4 citations recorded*CCLD

What does Type A vs Type B mean?

Type A. Serious citation. Imminent or substantial risk to children. The regulator requires corrective action immediately and may impose a civil penalty.

Type B. Lower-severity citation. Corrective action required, no imminent risk. The regulator monitors compliance on the next visit.

  • 87411(c)(1)Type B

    *Based on staff file review & interview the licensee failed to ensure that all staff has a current 1st aid certification in 3 of 5 staff which poses a potential Health & Safety to residents in care. On 2/26/2024 LPA reviewed staff files, & interview ass administrator, LPA learned that staff S1 S2, & S3 have either not renewed 1st Aid or there is NO 1st aid certification at this time.

  • 87465(h)(2)Type B

    Based on LPA observed unlocked kitchen medication cupboard containing 2 residents diarrhetic medications (see pic). housing centrally stored medications was left unlocked, which poses a potential health, safety or personal rights risk to persons in care.

  • 87705(c)(3)(A)Type B

    Based on record review & interview, the licensee did not comply with the section cited above in 3 out of 5 staff (S1, S2 & S3) did not have required dementia training per regulations, which poses/posed a potential health, safety or personal rights risk to persons in care.

  • 1569.696(a)Type B

    Based on record review & interview, the licensee did not comply with the section cited above in 3 out of 5 staff (S1, S2, & S3) trainings on Postural supports, restricted condictions and health services & hospice care was not conducted for 2023, which poses/posed a potential health, safety or personal rights risk to persons in care.

FAQ · About this visit

Common questions about this visit

What happened during the February 26, 2024 inspection of OUR HOUSE?

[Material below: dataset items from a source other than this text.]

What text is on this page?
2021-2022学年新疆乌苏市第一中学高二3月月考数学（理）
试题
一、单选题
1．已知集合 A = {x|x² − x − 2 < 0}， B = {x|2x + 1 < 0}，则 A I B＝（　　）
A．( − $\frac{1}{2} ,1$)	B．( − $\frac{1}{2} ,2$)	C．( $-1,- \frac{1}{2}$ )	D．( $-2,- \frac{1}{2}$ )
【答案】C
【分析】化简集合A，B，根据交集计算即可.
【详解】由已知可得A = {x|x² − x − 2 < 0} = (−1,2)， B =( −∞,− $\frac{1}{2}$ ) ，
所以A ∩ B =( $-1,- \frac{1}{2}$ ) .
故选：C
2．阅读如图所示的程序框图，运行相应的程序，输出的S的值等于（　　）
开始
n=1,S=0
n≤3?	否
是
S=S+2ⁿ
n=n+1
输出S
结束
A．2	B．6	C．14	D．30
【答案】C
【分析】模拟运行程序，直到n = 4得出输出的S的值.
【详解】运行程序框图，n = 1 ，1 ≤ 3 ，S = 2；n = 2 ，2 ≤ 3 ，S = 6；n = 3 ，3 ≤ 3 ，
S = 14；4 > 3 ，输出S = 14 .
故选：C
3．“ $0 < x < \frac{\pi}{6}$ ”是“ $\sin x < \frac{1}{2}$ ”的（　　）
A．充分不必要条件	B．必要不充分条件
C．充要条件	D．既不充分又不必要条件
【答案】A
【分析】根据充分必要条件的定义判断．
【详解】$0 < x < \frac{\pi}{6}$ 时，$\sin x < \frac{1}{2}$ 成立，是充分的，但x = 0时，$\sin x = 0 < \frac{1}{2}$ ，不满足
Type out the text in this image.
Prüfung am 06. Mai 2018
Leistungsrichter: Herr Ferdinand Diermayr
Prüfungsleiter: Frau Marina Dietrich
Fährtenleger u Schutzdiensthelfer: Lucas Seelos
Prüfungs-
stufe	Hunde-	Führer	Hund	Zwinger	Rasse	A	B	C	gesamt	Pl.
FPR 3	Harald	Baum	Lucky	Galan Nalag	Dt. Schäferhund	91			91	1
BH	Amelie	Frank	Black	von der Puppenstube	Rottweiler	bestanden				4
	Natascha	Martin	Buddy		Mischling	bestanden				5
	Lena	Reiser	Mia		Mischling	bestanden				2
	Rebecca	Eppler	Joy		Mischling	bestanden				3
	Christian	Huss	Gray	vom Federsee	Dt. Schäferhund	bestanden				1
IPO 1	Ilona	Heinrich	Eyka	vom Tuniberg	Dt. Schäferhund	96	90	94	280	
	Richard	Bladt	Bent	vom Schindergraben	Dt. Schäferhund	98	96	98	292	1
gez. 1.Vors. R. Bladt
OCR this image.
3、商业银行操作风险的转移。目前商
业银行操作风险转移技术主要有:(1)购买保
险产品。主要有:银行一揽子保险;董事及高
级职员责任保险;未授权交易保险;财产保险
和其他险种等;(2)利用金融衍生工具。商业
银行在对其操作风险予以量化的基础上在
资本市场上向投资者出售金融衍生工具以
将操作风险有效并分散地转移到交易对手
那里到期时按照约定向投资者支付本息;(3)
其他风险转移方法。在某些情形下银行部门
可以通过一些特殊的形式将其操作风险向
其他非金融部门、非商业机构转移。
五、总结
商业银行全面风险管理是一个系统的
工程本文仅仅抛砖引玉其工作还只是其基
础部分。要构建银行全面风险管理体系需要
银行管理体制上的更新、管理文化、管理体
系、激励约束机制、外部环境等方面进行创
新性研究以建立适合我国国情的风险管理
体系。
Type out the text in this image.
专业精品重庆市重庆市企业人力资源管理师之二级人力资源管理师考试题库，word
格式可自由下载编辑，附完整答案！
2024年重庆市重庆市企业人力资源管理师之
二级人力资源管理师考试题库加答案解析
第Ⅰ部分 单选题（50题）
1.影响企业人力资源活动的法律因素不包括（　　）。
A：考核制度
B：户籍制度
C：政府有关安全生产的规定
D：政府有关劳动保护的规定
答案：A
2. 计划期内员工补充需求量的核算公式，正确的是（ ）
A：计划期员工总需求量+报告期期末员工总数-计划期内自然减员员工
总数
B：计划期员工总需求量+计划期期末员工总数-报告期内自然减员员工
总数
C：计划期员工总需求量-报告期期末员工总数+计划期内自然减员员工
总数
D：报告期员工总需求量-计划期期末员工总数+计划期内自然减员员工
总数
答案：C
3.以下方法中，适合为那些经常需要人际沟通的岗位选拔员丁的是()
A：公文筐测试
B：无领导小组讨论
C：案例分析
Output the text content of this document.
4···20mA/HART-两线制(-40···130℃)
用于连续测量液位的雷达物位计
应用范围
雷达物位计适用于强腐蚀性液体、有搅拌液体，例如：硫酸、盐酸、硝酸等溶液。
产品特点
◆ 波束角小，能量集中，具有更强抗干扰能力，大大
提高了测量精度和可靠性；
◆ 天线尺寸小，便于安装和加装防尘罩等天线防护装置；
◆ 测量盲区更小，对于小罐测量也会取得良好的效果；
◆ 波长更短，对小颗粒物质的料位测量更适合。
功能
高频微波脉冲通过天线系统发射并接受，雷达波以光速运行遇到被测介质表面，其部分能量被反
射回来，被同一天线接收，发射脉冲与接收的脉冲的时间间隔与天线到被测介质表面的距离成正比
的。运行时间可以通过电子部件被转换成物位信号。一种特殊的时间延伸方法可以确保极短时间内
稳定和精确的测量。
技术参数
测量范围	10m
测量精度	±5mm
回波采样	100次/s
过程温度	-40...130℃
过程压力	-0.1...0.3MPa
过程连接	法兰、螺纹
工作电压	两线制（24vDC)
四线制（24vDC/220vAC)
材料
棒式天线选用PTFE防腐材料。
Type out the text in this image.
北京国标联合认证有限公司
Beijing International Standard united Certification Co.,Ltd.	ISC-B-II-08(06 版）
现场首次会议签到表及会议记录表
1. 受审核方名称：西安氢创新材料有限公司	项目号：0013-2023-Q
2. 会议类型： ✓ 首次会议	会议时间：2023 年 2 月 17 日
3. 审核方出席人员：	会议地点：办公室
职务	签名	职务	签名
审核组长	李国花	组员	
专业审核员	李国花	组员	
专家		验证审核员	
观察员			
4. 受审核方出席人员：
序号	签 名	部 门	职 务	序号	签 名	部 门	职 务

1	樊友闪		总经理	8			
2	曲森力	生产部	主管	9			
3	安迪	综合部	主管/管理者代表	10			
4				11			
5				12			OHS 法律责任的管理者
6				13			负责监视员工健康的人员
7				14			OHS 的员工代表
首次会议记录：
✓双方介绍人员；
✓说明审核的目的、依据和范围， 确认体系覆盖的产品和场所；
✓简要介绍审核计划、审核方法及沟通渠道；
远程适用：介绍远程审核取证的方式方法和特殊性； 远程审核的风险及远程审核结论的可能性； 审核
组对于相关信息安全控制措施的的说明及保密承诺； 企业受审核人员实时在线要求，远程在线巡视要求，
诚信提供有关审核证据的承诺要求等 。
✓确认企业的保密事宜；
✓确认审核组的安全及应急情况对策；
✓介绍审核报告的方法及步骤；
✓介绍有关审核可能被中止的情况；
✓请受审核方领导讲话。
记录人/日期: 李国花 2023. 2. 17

This was a inspection inspection of OUR HOUSE on February 26, 2024. 4 citations were issued: 4 Type B.

Were any citations issued to OUR HOUSE on February 26, 2024?

Yes, 4 citations were issued (0 Type A, 4 Type B). The first citation was for: "*Based on staff file review & interview the licensee failed to ensure that all staff has a current 1st aid certification..."

What type of inspection was this?

This was a inspection inspection. inspection inspections are conducted by CCLD as part of their licensing oversight.